Is my new code (including a change in the way the for loop is built) but it returns something confusing.
I have var starting at 0 as I have read this is the first entry?
But on the last echo command I get more entries than varA implies I should be getting. ie if there's 3 addresses var seems to have these 3 addressed stored multiple times and in strange orders.

Here's an example if I run the script of the output of echo var:

Code:

2C:B0:5D:CC:98:26 00:01:E3:E8:D6:88 2C:B0:5D:CC:98:26 00:22:3F:32:9C:52 00:22:3F:32:9C:52 00:01:E3:E8:D6:88

when I thought it should only return 3 addresses for this case?

grail · 08-12-2012, 08:50 AM

I was wondering if you could show the output of your 'iwlist scan' as this seems to be a bit excessive (number of steps and some redundancy of repeated tasks, ie sed and grep)?

In answer to your question, have a think about what you have asked of sed? ie.

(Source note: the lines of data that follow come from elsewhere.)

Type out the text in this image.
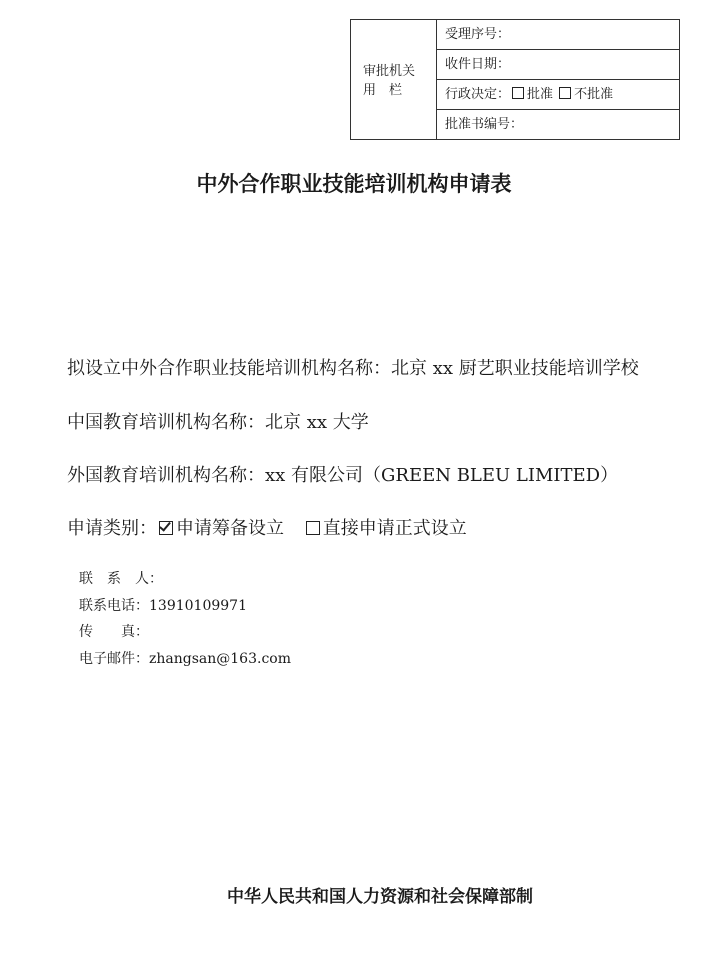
审批机关
用　栏
受理序号：
收件日期：
行政决定： 批准 不批准
批准书编号：
中外合作职业技能培训机构申请表
拟设立中外合作职业技能培训机构名称：北京 xx 厨艺职业技能培训学校
中国教育培训机构名称：北京 xx 大学
外国教育培训机构名称：xx 有限公司（GREEN BLEU LIMITED）
申请类别： 申请筹备设立 直接申请正式设立
联　系　人：
联系电话：13910109971
传　　真：
电子邮件：zhangsan@163.com
中华人民共和国人力资源和社会保障部制
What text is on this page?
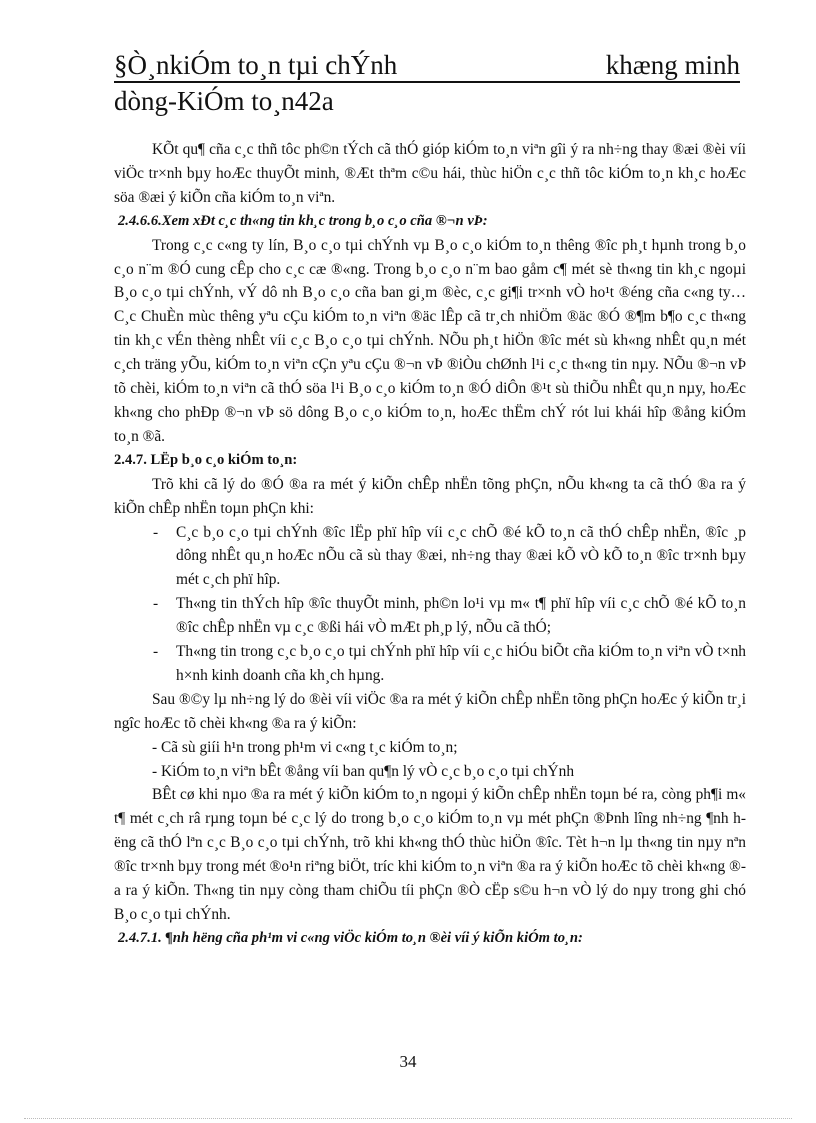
§Ò¸nkiÓm to¸n tµi chÝnh	khæng minh
dòng-KiÓm to¸n42a

KÕt qu¶ cña c¸c thñ tôc ph©n tÝch cã thÓ gióp kiÓm to¸n viªn gîi ý ra nh÷ng thay ®æi ®èi víi viÖc tr×nh bµy hoÆc thuyÕt minh, ®Æt thªm c©u hái, thùc hiÖn c¸c thñ tôc kiÓm to¸n kh¸c hoÆc söa ®æi ý kiÕn cña kiÓm to¸n viªn.

2.4.6.6.Xem xÐt c¸c th«ng tin kh¸c trong b¸o c¸o cña ®¬n vÞ:

Trong c¸c c«ng ty lín, B¸o c¸o tµi chÝnh vµ B¸o c¸o kiÓm to¸n thêng ®îc ph¸t hµnh trong b¸o c¸o n¨m ®Ó cung cÊp cho c¸c cæ ®«ng. Trong b¸o c¸o n¨m bao gåm c¶ mét sè th«ng tin kh¸c ngoµi B¸o c¸o tµi chÝnh, vÝ dô nh B¸o c¸o cña ban gi¸m ®èc, c¸c gi¶i tr×nh vÒ ho¹t ®éng cña c«ng ty… C¸c ChuÈn mùc thêng yªu cÇu kiÓm to¸n viªn ®äc lÊp cã tr¸ch nhiÖm ®äc ®Ó ®¶m b¶o c¸c th«ng tin kh¸c vÉn thèng nhÊt víi c¸c B¸o c¸o tµi chÝnh. NÕu ph¸t hiÖn ®îc mét sù kh«ng nhÊt qu¸n mét c¸ch träng yÕu, kiÓm to¸n viªn cÇn yªu cÇu ®¬n vÞ ®iÒu chØnh l¹i c¸c th«ng tin nµy. NÕu ®¬n vÞ tõ chèi, kiÓm to¸n viªn cã thÓ söa l¹i B¸o c¸o kiÓm to¸n ®Ó diÔn ®¹t sù thiÕu nhÊt qu¸n nµy, hoÆc kh«ng cho phÐp ®¬n vÞ sö dông B¸o c¸o kiÓm to¸n, hoÆc thËm chÝ rót lui khái hîp ®ång kiÓm to¸n ®ã.

2.4.7. LËp b¸o c¸o kiÓm to¸n:

Trõ khi cã lý do ®Ó ®a ra mét ý kiÕn chÊp nhËn tõng phÇn, nÕu kh«ng ta cã thÓ ®a ra ý kiÕn chÊp nhËn toµn phÇn khi:

-	C¸c b¸o c¸o tµi chÝnh ®îc lËp phï hîp víi c¸c chÕ ®é kÕ to¸n cã thÓ chÊp nhËn, ®îc ¸p dông nhÊt qu¸n hoÆc nÕu cã sù thay ®æi, nh÷ng thay ®æi kÕ vÒ kÕ to¸n ®îc tr×nh bµy mét c¸ch phï hîp.
-	Th«ng tin thÝch hîp ®îc thuyÕt minh, ph©n lo¹i vµ m« t¶ phï hîp víi c¸c chÕ ®é kÕ to¸n ®îc chÊp nhËn vµ c¸c ®ßi hái vÒ mÆt ph¸p lý, nÕu cã thÓ;
-	Th«ng tin trong c¸c b¸o c¸o tµi chÝnh phï hîp víi c¸c hiÓu biÕt cña kiÓm to¸n viªn vÒ t×nh h×nh kinh doanh cña kh¸ch hµng.

Sau ®©y lµ nh÷ng lý do ®èi víi viÖc ®a ra mét ý kiÕn chÊp nhËn tõng phÇn hoÆc ý kiÕn tr¸i ngîc hoÆc tõ chèi kh«ng ®a ra ý kiÕn:

- Cã sù giíi h¹n trong ph¹m vi c«ng t¸c kiÓm to¸n;

- KiÓm to¸n viªn bÊt ®ång víi ban qu¶n lý vÒ c¸c b¸o c¸o tµi chÝnh

BÊt cø khi nµo ®a ra mét ý kiÕn kiÓm to¸n ngoµi ý kiÕn chÊp nhËn toµn bé ra, còng ph¶i m« t¶ mét c¸ch râ rµng toµn bé c¸c lý do trong b¸o c¸o kiÓm to¸n vµ mét phÇn ®Þnh lîng nh÷ng ¶nh hëng cã thÓ lªn c¸c B¸o c¸o tµi chÝnh, trõ khi kh«ng thÓ thùc hiÖn ®îc. Tèt h¬n lµ th«ng tin nµy nªn ®îc tr×nh bµy trong mét ®o¹n riªng biÖt, tríc khi kiÓm to¸n viªn ®a ra ý kiÕn hoÆc tõ chèi kh«ng ®a ra ý kiÕn. Th«ng tin nµy còng tham chiÕu tíi phÇn ®Ò cËp s©u h¬n vÒ lý do nµy trong ghi chó B¸o c¸o tµi chÝnh.

2.4.7.1. ¶nh hëng cña ph¹m vi c«ng viÖc kiÓm to¸n ®èi víi ý kiÕn kiÓm to¸n:

34
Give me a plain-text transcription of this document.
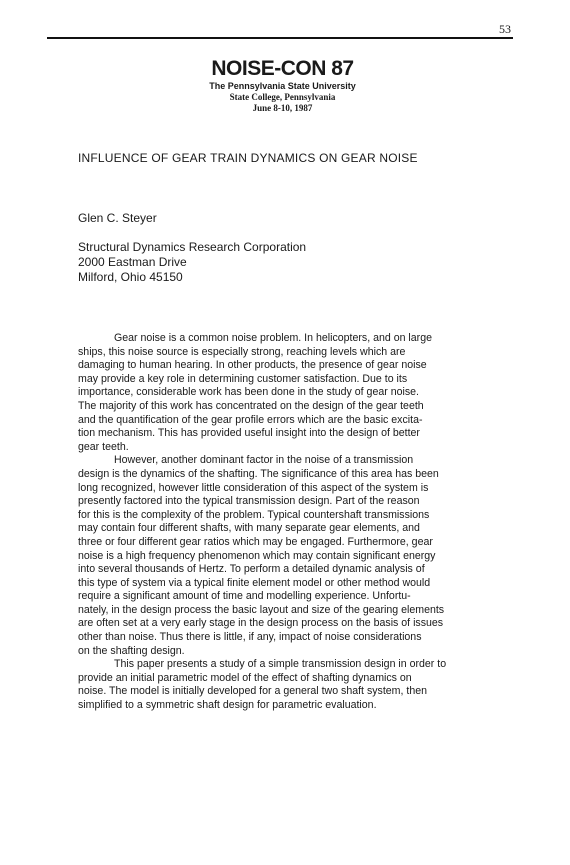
53
NOISE-CON 87
The Pennsylvania State University
State College, Pennsylvania
June 8-10, 1987
INFLUENCE OF GEAR TRAIN DYNAMICS ON GEAR NOISE
Glen C. Steyer
Structural Dynamics Research Corporation
2000 Eastman Drive
Milford, Ohio 45150
Gear noise is a common noise problem. In helicopters, and on large
ships, this noise source is especially strong, reaching levels which are
damaging to human hearing. In other products, the presence of gear noise
may provide a key role in determining customer satisfaction. Due to its
importance, considerable work has been done in the study of gear noise.
The majority of this work has concentrated on the design of the gear teeth
and the quantification of the gear profile errors which are the basic excita-
tion mechanism. This has provided useful insight into the design of better
gear teeth.
However, another dominant factor in the noise of a transmission
design is the dynamics of the shafting. The significance of this area has been
long recognized, however little consideration of this aspect of the system is
presently factored into the typical transmission design. Part of the reason
for this is the complexity of the problem. Typical countershaft transmissions
may contain four different shafts, with many separate gear elements, and
three or four different gear ratios which may be engaged. Furthermore, gear
noise is a high frequency phenomenon which may contain significant energy
into several thousands of Hertz. To perform a detailed dynamic analysis of
this type of system via a typical finite element model or other method would
require a significant amount of time and modelling experience. Unfortu-
nately, in the design process the basic layout and size of the gearing elements
are often set at a very early stage in the design process on the basis of issues
other than noise. Thus there is little, if any, impact of noise considerations
on the shafting design.
This paper presents a study of a simple transmission design in order to
provide an initial parametric model of the effect of shafting dynamics on
noise. The model is initially developed for a general two shaft system, then
simplified to a symmetric shaft design for parametric evaluation.
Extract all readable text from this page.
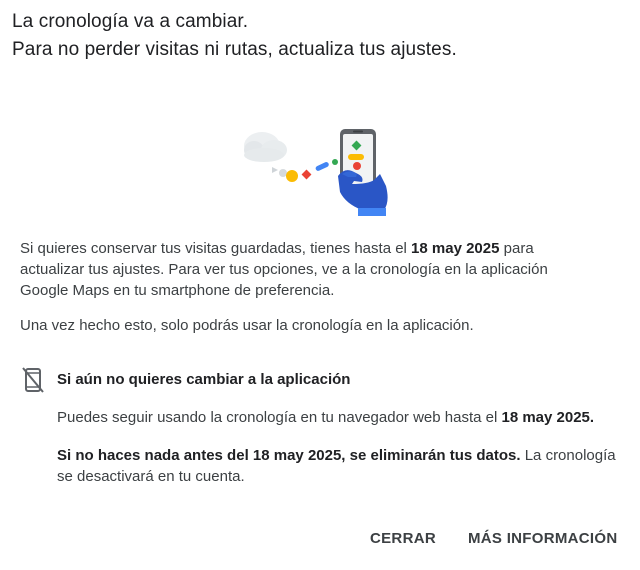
La cronología va a cambiar.
Para no perder visitas ni rutas, actualiza tus ajustes.
Si quieres conservar tus visitas guardadas, tienes hasta el 18 may 2025 para actualizar tus ajustes. Para ver tus opciones, ve a la cronología en la aplicación Google Maps en tu smartphone de preferencia.
Una vez hecho esto, solo podrás usar la cronología en la aplicación.
Si aún no quieres cambiar a la aplicación
Puedes seguir usando la cronología en tu navegador web hasta el 18 may 2025.
Si no haces nada antes del 18 may 2025, se eliminarán tus datos. La cronología se desactivará en tu cuenta.
CERRAR MÁS INFORMACIÓN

On the first run when i = 1, you tell sed to find and print all lines that contain a '1'.
So if you extrapolate this into what would be presented each time (btw this is a simple grep when you look at it), you can see that there may be more lines with a 1, 2 or 3 on them so multiple returns.

Sunvic · 08-12-2012, 09:08 AM

Oh I see what you mean about the command i've given sed and it makes perfect sense, clearly I was under the impression that using -n -e searched for the specific line number given and this is not true.

altered the line to read:

Code:

var[$i]=$(awk "NR==$i" ~/Desktop/coutput1 | cut -c 30-46)

which seems to have sorted out my problem.

Thanks for your help

pixellany · 08-12-2012, 10:21 AM

-n means do not print by default
-e means use extended regexes

SED tutorial here:
http://www.grymoire.com/Unix/Sed.html

grail · 08-12-2012, 11:03 AM

The sed would work just as well:

Code:

sed -n "$i p" ~/Desktop/coutput1